Fort, Thirlestane. Occupying the top of an isloated knoll about 670' above sea level. It is on the left bank of the Snawden Burn, which flows 35' below, 1/4-mile north-east of Thirlestane farm steading, and 200 yards north of the Edinburgh road.
It has apparently been crescentic in form, measuring 225' by 90', and its earthen ramparts have been completely obliterated by cultivation, except at the northern end, where there remain three ramparts, the top of the innermost of which is 17 1/2' above the trench outside it.
J H Craw 1921
NT 5688 4816. This small earthwork still exists, but its siting on the top of a steep isolated knoll suggests that it was never crescentic in form but was of promontory type with artificial defences only on the natural approach line. There may however have been some erosion on the south-west side. The outer rampart is 6.0m broad and 0.4m high, the middle rampart 10.0m broad and 0.7m high, and the inner 17.0m broad and 2.0m high above the interior and 7.0m high above the botton of the ditch. There is a curiously smooth natural gulley sweeping round the northern foot of the knoll. There are no hut circles or other signs of occupation in the interior.
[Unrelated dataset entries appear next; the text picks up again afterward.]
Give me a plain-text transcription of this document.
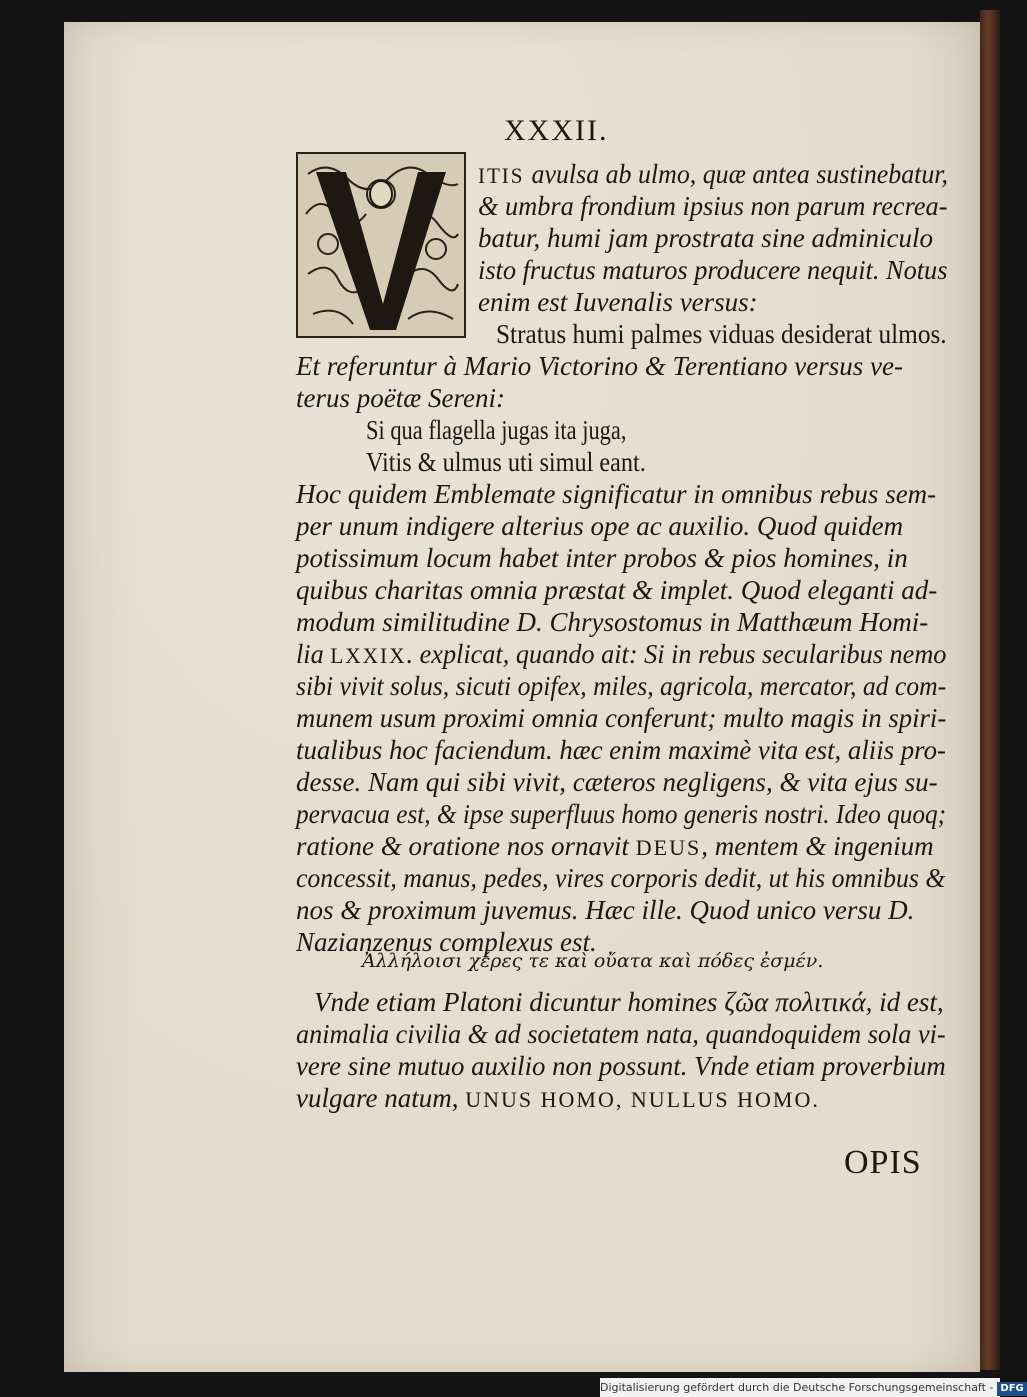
XXXII.
ITIS avulsa ab ulmo, quæ antea sustinebatur,
& umbra frondium ipsius non parum recrea-
batur, humi jam prostrata sine adminiculo
isto fructus maturos producere nequit. Notus
enim est Iuvenalis versus:
Stratus humi palmes viduas desiderat ulmos.
Et referuntur à Mario Victorino & Terentiano versus ve-
terus poëtæ Sereni:
Si qua flagella jugas ita juga,
Vitis & ulmus uti simul eant.
Hoc quidem Emblemate significatur in omnibus rebus sem-
per unum indigere alterius ope ac auxilio. Quod quidem
potissimum locum habet inter probos & pios homines, in
quibus charitas omnia præstat & implet. Quod eleganti ad-
modum similitudine D. Chrysostomus in Matthæum Homi-
lia LXXIX. explicat, quando ait: Si in rebus secularibus nemo
sibi vivit solus, sicuti opifex, miles, agricola, mercator, ad com-
munem usum proximi omnia conferunt; multo magis in spiri-
tualibus hoc faciendum. hæc enim maximè vita est, aliis pro-
desse. Nam qui sibi vivit, cæteros negligens, & vita ejus su-
pervacua est, & ipse superfluus homo generis nostri. Ideo quoq;
ratione & oratione nos ornavit DEUS, mentem & ingenium
concessit, manus, pedes, vires corporis dedit, ut his omnibus &
nos & proximum juvemus. Hæc ille. Quod unico versu D.
Nazianzenus complexus est.
Vnde etiam Platoni dicuntur homines ζῶα πολιτικά, id est,
animalia civilia & ad societatem nata, quandoquidem sola vi-
vere sine mutuo auxilio non possunt. Vnde etiam proverbium
vulgare natum, UNUS HOMO, NULLUS HOMO.
Ἀλλήλοισι χέρες τε καὶ οὔατα καὶ πόδες ἐσμέν.
OPIS
Digitalisierung gefördert durch die Deutsche Forschungsgemeinschaft - DFG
Visited by OS (CJP) 5 October 1956
Generally as described by OS (CJP) except that a very slight ploughed-out scarp, 0.1m high, can still just be traced round the NE side of the knoll.
Surveyed at 1/2500.
Visited by OS (RDL) 5 October 1962
Note (15 January 2016 - 1 June 2016)
This small fortification occupies a hillock formed between the deeply incised gully of the Thirlestane Burn on the SW and what in origin is probably an ancient meltwater channel on the NE. The resulting hillock is steep sided, broadening out south-eastwards from what is in effect a neck on the NW. Here a belt of ramparts has been constructed, the inner of which turns along the NE flank of the interior, though this sector lies in an improved field and has been reduced to a faint scarp. The inner rampart is otherwise relatively massive, standing over 1.5m high above the level of the interior and 5m above the bottom of its broad external ditch. The outer ramparts are comparatively slight, the second no more than 0.7m high and the third on the counterscarp of the outer ditch 0.4m. The interior, which is bisected diagonally by the stone dyke of the field to the NE, measures about 70m in length from NW to SE by up to 27m in breadth; it is featureless. James Hewat Craw, who first found and planned the earthworks, identified a track dropping down towards the burn from the rear of the inner rampart, but whether this is the original entrance is unknown.
Information from An Atlas of Hillforts of Great Britain and Ireland – 01 June 2016. Atlas of Hillforts SC3998
Sbc Note
Visibility: This is an upstanding earthwork or monument.